* Joerg Mayer wrote on Wed, Jun 11, 2003 at 00:59 +0200:
On Wed, Jun 11, 2003 at 12:47:44AM +0200, Steffen Dettmer wrote:
Well, for multiple purposes CVS uses temp files (probably in respect of $TEMP or so).
I'm especially astonished that the client allows access to absolute file/path names.
Yes, it is known that CVS offers access when giving write access to the repository. Check out possibilities of CVSROOT files,
As I wrote in my followup to my own post: The client does not try to actually access the file/directory outside the tree,
Ohh, the client... yes, I think it was a server message, as the filename "cvs-serv" suggests :-)
there a couple of nice things an intruder could use! CVS should be used in "trusted environments" only I think.
Can you please explain a bit what you are meaning?
When abusing a CVS server, someone could add and (server-side) execute scripts, do it does not really matter what CVS allows :-) Abusing a client with a software source repository is also quite easy, maybe adding a "trojan" into a configure M4 or such.
Of course you can use systems features to secure it a little (chroot with local r/o NFS mount for an unpriviledged user and so on).
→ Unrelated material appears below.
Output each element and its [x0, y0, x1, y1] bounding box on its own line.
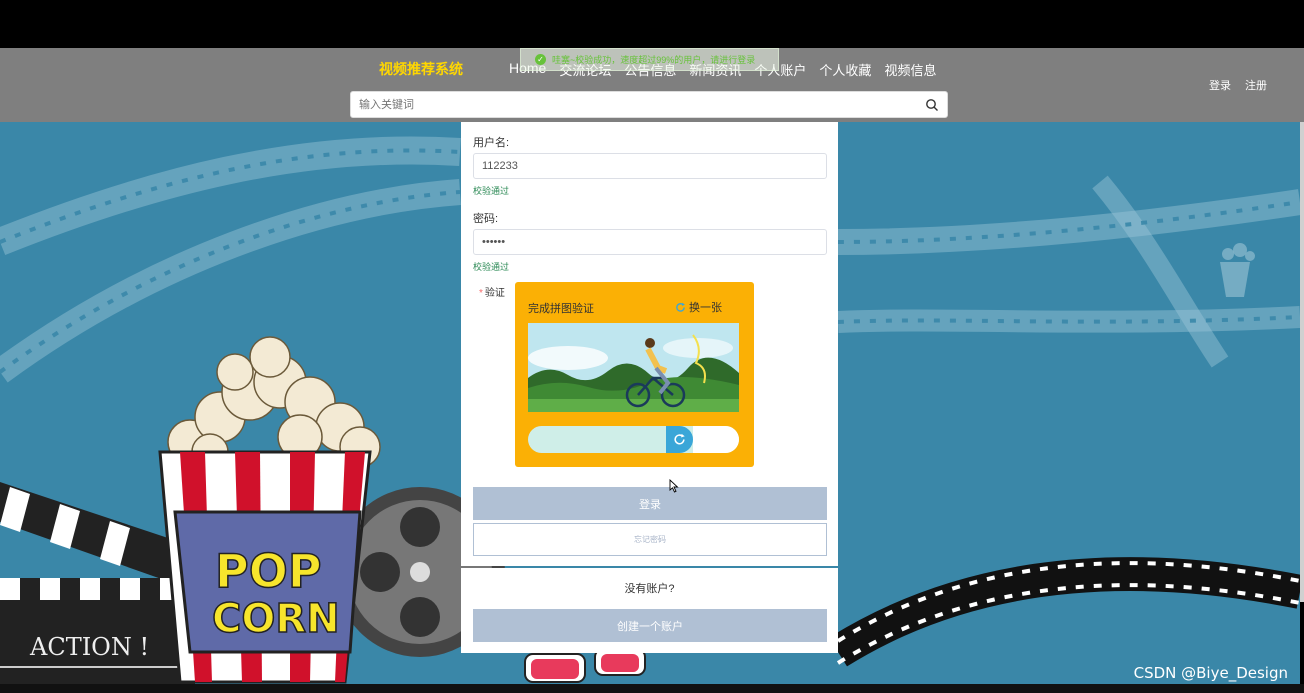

I think you are talking about securing a CVS server - the client should not be allowed to write anywhere outside (aka closer to the root) its current directory - everything else would make me and probably many other people stop using the cvs client immediately.
Well, I would not rely on that, but usually it should not do that, yes. CVS is not designed as secure system but works well together with SSH. In almost any case, the CVS server could attack you by simply trojaning the delivered data. So be careful, as always :-) oki, Steffen -- Dieses Schreiben wurde maschinell erstellt, es trägt daher weder Unterschrift noch Siegel.